1 Mar 2018 | Robin C. Geyer, Tassilo Klein, Moin Nabi
This paper presents a client-level differential privacy preserving federated learning algorithm. Federated learning allows multiple clients to collaboratively train a model without sharing their data. However, this approach is vulnerable to differential attacks that can reveal information about individual clients' data. The authors propose a method to protect client-level privacy during federated learning by incorporating a differential privacy-preserving mechanism into the training process.
The algorithm works by randomly sampling a subset of clients for each communication round, and applying a Gaussian mechanism to the updates from these clients. This approach ensures that the model does not reveal whether a particular client participated in the training process. The algorithm dynamically adjusts the privacy-preserving mechanism during training to balance privacy loss and model performance.
The authors conducted experiments on a federated learning setup using the MNIST dataset. They tested their algorithm with different numbers of clients (100, 1000, 10000) and found that their approach maintains high model accuracy while achieving client-level differential privacy. The results show that the algorithm performs well even with a large number of clients, and that the privacy loss is minimal.
The paper also discusses the relationship between the number of clients, the privacy budget, and the model performance. It shows that as the number of clients increases, the model performance approaches that of non-differentially private models. The authors also highlight the importance of understanding the data and update distribution to optimize the privacy budget.
The algorithm is implemented using a randomized mechanism that randomly samples clients and applies a Gaussian mechanism to their updates. This approach ensures that the model does not reveal whether a particular client participated in the training process. The algorithm is evaluated on a federated learning setup using the MNIST dataset, and the results show that it maintains high model accuracy while achieving client-level differential privacy.This paper presents a client-level differential privacy preserving federated learning algorithm. Federated learning allows multiple clients to collaboratively train a model without sharing their data. However, this approach is vulnerable to differential attacks that can reveal information about individual clients' data. The authors propose a method to protect client-level privacy during federated learning by incorporating a differential privacy-preserving mechanism into the training process.
The algorithm works by randomly sampling a subset of clients for each communication round, and applying a Gaussian mechanism to the updates from these clients.
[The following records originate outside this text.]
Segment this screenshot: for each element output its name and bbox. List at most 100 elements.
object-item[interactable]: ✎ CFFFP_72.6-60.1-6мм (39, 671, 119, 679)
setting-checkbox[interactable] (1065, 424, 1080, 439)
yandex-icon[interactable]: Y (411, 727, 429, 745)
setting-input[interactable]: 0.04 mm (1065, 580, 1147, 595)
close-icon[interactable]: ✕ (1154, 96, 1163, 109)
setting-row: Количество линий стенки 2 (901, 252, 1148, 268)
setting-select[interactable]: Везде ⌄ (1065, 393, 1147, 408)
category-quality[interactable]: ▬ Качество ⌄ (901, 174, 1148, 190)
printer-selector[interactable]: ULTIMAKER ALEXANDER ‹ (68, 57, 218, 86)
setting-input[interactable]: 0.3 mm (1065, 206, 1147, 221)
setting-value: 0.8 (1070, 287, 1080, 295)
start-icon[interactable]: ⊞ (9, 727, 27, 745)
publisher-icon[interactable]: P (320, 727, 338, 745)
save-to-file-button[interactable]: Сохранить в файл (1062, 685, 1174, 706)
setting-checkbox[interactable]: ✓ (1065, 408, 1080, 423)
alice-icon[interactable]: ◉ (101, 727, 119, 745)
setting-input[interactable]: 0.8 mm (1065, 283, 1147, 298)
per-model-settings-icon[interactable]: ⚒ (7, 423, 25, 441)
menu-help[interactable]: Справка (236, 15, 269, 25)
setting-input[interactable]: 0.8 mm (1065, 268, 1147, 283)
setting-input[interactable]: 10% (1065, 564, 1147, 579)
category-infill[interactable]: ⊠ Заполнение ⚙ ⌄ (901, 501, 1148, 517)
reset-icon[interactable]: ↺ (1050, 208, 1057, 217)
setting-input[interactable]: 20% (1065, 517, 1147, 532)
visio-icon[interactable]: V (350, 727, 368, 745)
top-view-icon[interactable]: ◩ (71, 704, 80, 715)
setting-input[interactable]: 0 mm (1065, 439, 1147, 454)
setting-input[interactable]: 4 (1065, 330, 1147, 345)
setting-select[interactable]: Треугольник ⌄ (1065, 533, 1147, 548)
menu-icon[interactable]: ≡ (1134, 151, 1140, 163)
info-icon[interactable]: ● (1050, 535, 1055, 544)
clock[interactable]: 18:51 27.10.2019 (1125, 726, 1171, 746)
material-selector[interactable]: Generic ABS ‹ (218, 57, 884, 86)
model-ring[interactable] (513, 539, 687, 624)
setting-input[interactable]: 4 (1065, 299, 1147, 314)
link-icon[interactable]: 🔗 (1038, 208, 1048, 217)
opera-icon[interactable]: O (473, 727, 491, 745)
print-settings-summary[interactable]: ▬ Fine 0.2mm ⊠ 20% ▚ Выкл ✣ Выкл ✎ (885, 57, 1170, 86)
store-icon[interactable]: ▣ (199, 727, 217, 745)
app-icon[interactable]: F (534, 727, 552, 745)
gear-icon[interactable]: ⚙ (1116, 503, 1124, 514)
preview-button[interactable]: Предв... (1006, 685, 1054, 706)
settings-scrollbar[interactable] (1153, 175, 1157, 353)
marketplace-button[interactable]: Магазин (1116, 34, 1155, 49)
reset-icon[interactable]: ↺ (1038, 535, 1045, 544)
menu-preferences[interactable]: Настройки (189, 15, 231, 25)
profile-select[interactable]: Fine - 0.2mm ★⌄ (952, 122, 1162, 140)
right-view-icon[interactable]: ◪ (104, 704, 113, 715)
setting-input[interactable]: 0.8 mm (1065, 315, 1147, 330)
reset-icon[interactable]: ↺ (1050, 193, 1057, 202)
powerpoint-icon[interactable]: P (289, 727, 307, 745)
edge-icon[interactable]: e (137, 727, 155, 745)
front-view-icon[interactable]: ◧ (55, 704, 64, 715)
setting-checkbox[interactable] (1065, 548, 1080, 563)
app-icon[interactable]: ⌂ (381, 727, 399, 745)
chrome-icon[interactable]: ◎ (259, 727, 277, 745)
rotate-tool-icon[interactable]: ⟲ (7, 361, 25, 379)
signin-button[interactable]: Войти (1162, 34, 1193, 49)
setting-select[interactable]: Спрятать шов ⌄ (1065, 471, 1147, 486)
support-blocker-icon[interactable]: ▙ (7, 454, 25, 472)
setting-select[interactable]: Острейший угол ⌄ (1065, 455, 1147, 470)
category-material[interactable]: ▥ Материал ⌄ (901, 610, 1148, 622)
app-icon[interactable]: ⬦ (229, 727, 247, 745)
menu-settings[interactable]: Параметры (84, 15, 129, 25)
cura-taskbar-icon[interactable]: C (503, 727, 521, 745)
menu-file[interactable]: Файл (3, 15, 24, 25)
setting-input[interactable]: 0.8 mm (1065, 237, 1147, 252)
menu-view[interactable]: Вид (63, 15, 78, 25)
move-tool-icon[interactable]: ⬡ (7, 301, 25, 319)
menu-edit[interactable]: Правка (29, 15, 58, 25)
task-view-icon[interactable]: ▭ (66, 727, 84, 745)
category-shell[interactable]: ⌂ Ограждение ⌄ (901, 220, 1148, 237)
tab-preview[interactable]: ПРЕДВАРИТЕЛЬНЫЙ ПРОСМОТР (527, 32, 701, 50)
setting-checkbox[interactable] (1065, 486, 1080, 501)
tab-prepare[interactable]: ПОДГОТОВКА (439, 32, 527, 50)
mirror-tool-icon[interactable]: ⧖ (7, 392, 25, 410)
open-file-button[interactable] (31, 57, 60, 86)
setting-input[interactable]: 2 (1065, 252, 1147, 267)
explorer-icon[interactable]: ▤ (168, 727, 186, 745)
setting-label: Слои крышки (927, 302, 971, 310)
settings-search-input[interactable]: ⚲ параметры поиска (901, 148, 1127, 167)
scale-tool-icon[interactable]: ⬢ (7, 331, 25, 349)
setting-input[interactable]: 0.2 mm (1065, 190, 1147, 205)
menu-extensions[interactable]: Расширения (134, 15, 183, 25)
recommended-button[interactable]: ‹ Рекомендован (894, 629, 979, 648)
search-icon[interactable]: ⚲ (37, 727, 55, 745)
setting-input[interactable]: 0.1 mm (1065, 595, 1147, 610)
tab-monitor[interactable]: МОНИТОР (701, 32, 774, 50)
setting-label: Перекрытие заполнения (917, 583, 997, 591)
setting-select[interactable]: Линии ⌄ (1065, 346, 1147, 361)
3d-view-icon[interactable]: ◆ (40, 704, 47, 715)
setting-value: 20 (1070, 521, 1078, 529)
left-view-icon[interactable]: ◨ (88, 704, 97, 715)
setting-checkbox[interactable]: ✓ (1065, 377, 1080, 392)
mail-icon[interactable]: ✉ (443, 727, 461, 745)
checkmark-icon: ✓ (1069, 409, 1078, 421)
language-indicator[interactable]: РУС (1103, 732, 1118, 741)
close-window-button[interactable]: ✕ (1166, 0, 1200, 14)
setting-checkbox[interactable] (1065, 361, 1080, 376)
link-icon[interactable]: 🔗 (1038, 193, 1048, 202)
This approach ensures that the model does not reveal whether a particular client participated in the training process. The algorithm dynamically adjusts the privacy-preserving mechanism during training to balance privacy loss and model performance.
The authors conducted experiments on a federated learning setup using the MNIST dataset. They tested their algorithm with different numbers of clients (100, 1000, 10000) and found that their approach maintains high model accuracy while achieving client-level differential privacy. The results show that the algorithm performs well even with a large number of clients, and that the privacy loss is minimal.
The paper also discusses the relationship between the number of clients, the privacy budget, and the model performance. It shows that as the number of clients increases, the model performance approaches that of non-differentially private models. The authors also highlight the importance of understanding the data and update distribution to optimize the privacy budget.
The algorithm is implemented using a randomized mechanism that randomly samples clients and applies a Gaussian mechanism to their updates. This approach ensures that the model does not reveal whether a particular client participated in the training process. The algorithm is evaluated on a federated learning setup using the MNIST dataset, and the results show that it maintains high model accuracy while achieving client-level differential privacy.